Ella and I (and Andy the last couple of times) have been going to the downtown library every week for story hour. It's a great program (although I bet only a fifth of the kids there actually get what's going on), and afterwards we roam the library. Actually, you kind of have to pick an area to roam, it's that big. A couple of days ago we visited an exhibit of original illustrations by several African-American author/illustrators. One book was actually featured in story hour recently - "Tar Beach" by Faith Ringgold. It's about a little girl growing up in Harlem, and the pictures are really amazing (especially seeing the originals in person).

Last week we hit the fiction room, and after walking around for a couple minutes, I headed over to find the Goudge books. There are a lot of them at the main library - and I was excited not to have to request one and wait for it to be sent to a closer location. Anyway, I was looking through, trying to find one that I had not read (thankfully there are still some) and I picked two that didn't look familiar. The one I started with is called "White Witch," and come to find out, it's historical fiction. The problem, dear reader, is that I don't really know a lot about 17th century British history.

I'm about halfway through, and really enjoying it, but keep seeing names that I know I should know, but am too tired to get out of bed and look them up. So tonight I looked up Oliver Cromwell, and I feel a bit better about things. Of course, reading the bio gave some parts of the book away (i.e. I know which side is going to win the battle of which I'm currently in the midst) but I bet a lot of people smarter than I - and certainly Goudge's original intended audience - knew.

I was a little sad that we didn't have a set of encyclopedias so that I could look up ole Cromwell, and then I got a little more sad that our kids might not have a set when they're older. I fully understand that the internet has gobs more information than any one set of encyclopedias, but there's just something about looking something up in a book.
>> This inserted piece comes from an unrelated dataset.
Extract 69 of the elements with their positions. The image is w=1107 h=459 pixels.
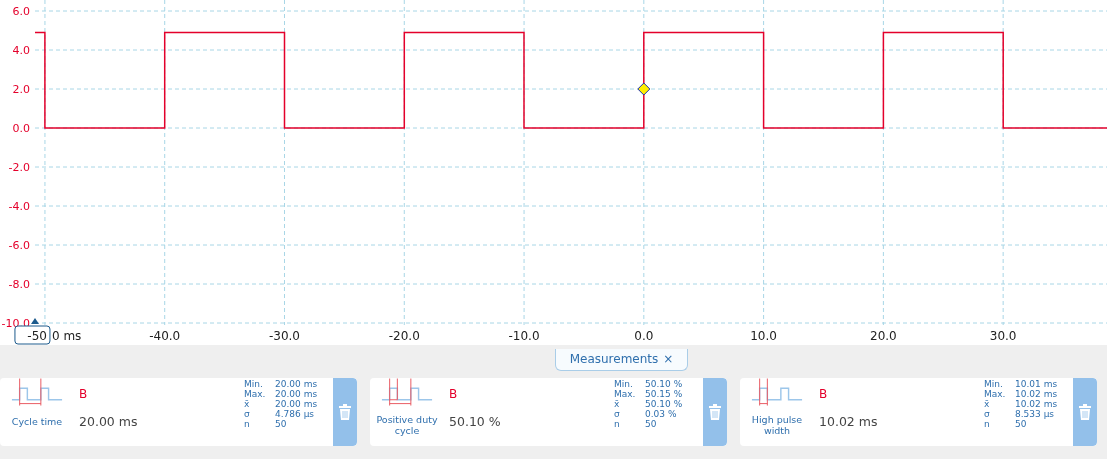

And I loved to pull out our World Books when I was little, and look through all the pictures, and happen upon information on something that I wouldn't have thought about researching. Then again, if there wasn't such handy technology, it would have been harder to show you all the man of the hour...

Thursday, August 03, 2006

and the winner is...

At least every other day, Andy looks over at me and says, "So you're twenty-seven, huh?" I guess it's time to put a little something else down here. It isn't for lack of internet time. It's because I've been Largely occupied by something else. Something new and exciting. E-bay.

"E-bay?" you might say. "That's been around forever!" Yes, but I have just discovered the wonders, the intrigue, the breathless last moment before an item goes, hoping you are still the highest bidder...OK, so that's only happened twice. One time I won, and one time I lost. Mostly I just watch items and see how much they go for. Sounds psychotically boring, but I think it's good times.

I'm learning the little "tricks" of E-bay along the way. Like, say, reading the entire description of an item before bidding. My one item I've won was my first foray, and I was eager. I saw a very hot item (the entire Baby Einstein DVD collection) going for a ridiculously low price. I bid. I won! I looked at the picture a little more closely, and realized that all the writing was in CHINESE.

aaaaggggghhhh! I freaked out. "What are we going to with a Chinese Baby Einstein???" Andy calmly stated that That is why you read the blurb Thoroughly. He also assured me that if it was totally unusable to us, we could just sell it again. It Was new and in it's package.

It arrived. Every single word on the box and booklet is Chinese. Only a select few DVDs have English titles on the front as well. But, Thank Goodness, there is at least an English option on every DVD (so far). So, in my opinion, it's totally worth having Chinese characters all over the (actually authentic) Baby Einstein set for so Darn cheap.

I'm confident that with my next purchase there will be no surprises.